Trying to combat misinformation related to the COVID-19 crisis, Facebook will now highlight news and updates from the World Health Organization, Centers for Disease Control, and local health and government organizations.
Mark Zuckerberg made the announcement during a press call on Wednesday, in which Facebook’s CEO outlined the company’s fast-evolving response to the global pandemic.
“The top priority and focus for us has been making sure people can get access to good, authoritative information from trusted health sources,” Zuckerberg said on the call.
To that end, Facebook is also rolling out an Information Center that will live atop users’ New Feeds.
“The goal here is going to be to put authoritative information from organizations like the CDC and WHO in front of everyone who uses our services, as well as prominent links to the websites of those organizations,” he said.
Facebook is also giving health organizations as many ad credits as they request in order to reach users with COVD-19 updates, said Zuckerberg.
“Anytime that someone’s searching for information on coronavirus, we’re inserting a popup that links to authoritative information from those sources,” he added.
To discourage the spread of misinformation, Facebook is also working with health organizations to target false and misleading information related to the outbreak.
On a more local level, Facebook is also exploring ways to connect people who need help with those able to offer it.
On the Wednesday call, Zuckerberg addressed several other issues, including reports that Facebook and other companies plan to share users’ location data with the federal government.

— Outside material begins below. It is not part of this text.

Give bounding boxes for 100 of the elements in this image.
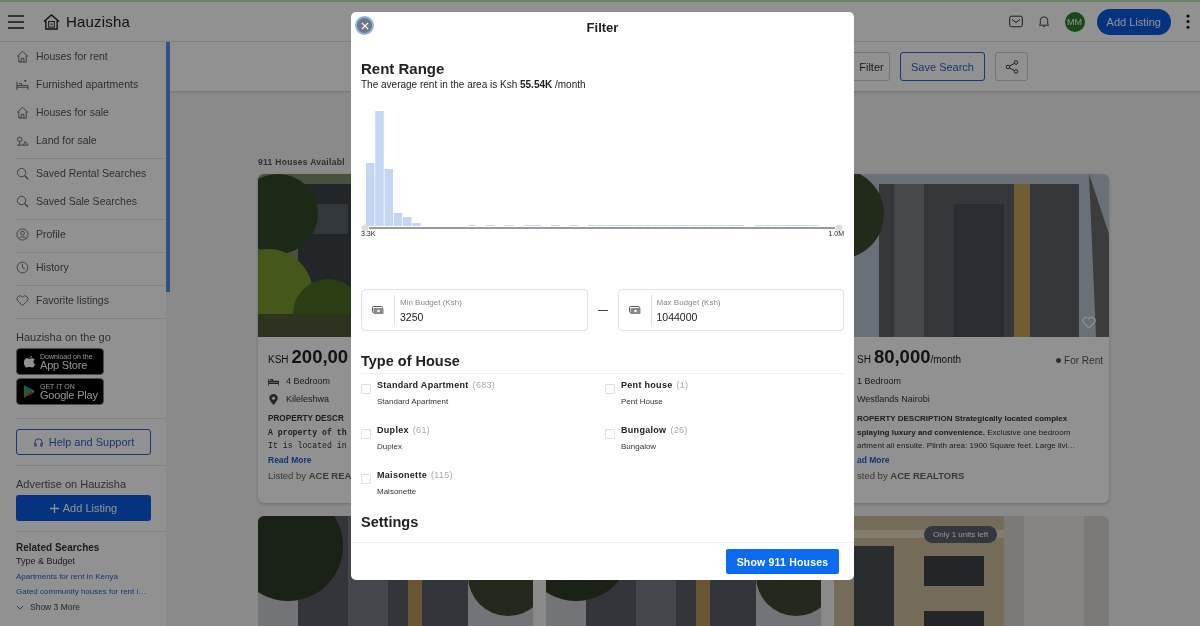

“As far as I can tell, those reports are largely overstated,” Zuckerberg said. “We produce these aggregate and anonymized data sets to health organization [to] basically identify the spread of certain kinds of diseases and produce maps from that.”
Added Zuckerberg: “I don’t think it would make sense to share people’s data in a way where people didn’t ... opt to doing that.”
Regarding the coordinated response to the COVID-19 crisis among tech giants, Zuckerberg said: “The collaboration with the other companies has generally gotten a lot stronger on fighting bad content over the last few years.”
In line with Facebook’s recommendation for all employees, Zuckerberg also noted he is working from home. “I don’t think it would be very good to encourage everyone else to do that and then not do that myself,” he said.
Zuckerberg also noted that arrangements are being made to let contracted content moderators work from home.